Szczerze? Jeszcze trochę takiej atmosfery wokół tej rasy a każda z osób, które przetrwa tę zadymę będzie mogła być pewna, że ma bezkonkurencyjnego ogara
Konkurencji można nie mieć w klasie, można także nie mieć w całej rasie.
Można zająć 2,3 miejsce i wcale nie dostać medalu...można zająć też pierwsze miejsce w klasie i nie dostać medalu ani żadnego tytułu.

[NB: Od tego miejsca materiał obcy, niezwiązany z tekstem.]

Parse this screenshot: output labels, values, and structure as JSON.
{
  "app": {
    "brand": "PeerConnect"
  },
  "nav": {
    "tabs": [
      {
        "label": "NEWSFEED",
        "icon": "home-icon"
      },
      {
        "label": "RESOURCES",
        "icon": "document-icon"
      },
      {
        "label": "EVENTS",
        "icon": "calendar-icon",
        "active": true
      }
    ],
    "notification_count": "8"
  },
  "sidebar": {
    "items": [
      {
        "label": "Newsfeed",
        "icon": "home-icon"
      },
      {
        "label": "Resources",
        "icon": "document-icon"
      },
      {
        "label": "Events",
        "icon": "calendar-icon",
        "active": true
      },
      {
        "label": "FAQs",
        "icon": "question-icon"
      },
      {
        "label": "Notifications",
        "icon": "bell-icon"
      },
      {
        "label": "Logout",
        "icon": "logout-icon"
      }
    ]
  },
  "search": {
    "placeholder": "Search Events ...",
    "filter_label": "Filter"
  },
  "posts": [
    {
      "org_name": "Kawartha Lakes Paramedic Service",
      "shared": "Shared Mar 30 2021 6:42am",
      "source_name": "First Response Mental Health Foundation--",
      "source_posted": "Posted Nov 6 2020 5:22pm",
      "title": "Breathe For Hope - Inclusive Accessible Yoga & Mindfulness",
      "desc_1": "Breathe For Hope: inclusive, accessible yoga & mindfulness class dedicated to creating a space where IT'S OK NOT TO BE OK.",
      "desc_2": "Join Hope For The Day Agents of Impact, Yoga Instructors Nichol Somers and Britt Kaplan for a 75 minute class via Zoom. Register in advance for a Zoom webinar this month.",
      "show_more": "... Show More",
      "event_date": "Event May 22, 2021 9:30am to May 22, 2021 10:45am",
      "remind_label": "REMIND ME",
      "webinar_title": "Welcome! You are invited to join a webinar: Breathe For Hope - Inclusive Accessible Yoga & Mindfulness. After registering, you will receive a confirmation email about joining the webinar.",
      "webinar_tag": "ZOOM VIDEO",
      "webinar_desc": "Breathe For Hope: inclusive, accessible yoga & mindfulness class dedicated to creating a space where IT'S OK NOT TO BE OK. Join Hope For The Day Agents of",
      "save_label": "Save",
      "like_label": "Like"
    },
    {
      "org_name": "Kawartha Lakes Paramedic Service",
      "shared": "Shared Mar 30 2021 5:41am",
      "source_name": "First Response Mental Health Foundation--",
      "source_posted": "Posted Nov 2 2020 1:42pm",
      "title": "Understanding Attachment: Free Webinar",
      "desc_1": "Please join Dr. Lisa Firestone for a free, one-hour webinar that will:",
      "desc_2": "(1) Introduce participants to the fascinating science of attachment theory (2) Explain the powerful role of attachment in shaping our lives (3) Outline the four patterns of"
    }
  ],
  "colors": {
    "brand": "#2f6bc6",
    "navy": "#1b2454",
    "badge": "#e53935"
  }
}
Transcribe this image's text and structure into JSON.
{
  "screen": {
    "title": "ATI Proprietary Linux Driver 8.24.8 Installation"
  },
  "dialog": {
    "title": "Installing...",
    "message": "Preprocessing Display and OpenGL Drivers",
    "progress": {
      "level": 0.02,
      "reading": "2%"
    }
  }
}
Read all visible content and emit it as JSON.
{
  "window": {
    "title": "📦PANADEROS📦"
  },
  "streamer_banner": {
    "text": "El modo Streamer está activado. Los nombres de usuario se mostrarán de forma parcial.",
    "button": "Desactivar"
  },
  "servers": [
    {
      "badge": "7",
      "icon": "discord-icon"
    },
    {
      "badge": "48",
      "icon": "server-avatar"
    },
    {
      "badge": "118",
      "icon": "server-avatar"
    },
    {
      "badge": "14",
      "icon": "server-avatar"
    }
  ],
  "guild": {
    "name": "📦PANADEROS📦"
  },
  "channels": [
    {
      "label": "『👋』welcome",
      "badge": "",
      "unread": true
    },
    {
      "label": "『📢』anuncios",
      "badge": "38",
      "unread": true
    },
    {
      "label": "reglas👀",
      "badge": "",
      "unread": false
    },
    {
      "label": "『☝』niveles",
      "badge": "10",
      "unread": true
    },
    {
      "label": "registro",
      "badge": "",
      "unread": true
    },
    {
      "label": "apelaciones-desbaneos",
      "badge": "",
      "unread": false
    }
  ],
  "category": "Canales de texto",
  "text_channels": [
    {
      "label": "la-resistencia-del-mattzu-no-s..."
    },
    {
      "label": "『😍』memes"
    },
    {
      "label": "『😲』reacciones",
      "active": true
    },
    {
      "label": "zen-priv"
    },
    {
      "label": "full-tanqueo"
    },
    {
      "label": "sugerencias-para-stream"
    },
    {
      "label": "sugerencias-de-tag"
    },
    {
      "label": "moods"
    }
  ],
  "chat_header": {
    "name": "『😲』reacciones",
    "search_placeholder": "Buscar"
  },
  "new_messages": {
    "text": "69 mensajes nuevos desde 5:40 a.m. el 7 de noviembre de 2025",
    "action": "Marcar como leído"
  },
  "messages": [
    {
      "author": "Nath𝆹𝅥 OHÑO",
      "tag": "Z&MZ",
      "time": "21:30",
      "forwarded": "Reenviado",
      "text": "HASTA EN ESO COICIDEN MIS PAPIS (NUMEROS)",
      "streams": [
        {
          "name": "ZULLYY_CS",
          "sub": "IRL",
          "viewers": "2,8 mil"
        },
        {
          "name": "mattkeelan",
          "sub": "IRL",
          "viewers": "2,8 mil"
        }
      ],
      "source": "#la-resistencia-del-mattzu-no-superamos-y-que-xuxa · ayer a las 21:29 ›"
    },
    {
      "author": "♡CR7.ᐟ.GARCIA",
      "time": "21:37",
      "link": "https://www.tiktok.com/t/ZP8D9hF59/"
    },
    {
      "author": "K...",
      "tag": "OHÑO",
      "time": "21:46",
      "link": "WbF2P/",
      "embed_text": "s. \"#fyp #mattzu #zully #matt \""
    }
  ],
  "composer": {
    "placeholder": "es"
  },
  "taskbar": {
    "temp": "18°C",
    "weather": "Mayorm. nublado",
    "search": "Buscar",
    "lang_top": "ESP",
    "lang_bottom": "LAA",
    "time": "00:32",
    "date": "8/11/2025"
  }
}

Z jednej strony moim zdaniem sędziowie trochę nas rozpieścili ocenami i tytułami, bo często można tytuł championa czy interchampiona po prostu wyjeździć (no przy tym drugim trzeba się jeszcze pofatygować na jakieś konkursy). Oczywiście „często” nie znaczy „zawsze”. To wynik tego , że wielu sędziów utożsamia pierwsze miejsce i ocenę doskonałą z automatycznie przyznawanymi wnioskami. Czy to dobrze czy źle? Nie wiem. Jak ktoś dłużej w tym posiedzi to wie, że „champion” nie zawsze oznacza wybitnego psa. Ale z drugiej strony jeżeli pies ładny, załapał CWC czy CACIBa to czemu nie próbować sfinalizować sprawy ? Ja zawsze namawiam na dokończenia championa .
No i nikt nikomu nie zabrania jeżdżenia na wystawy czy po tytuły czy też tylko dla zabawy. Ja tam lubię (głównie ze względów towarzyskich) i polecam.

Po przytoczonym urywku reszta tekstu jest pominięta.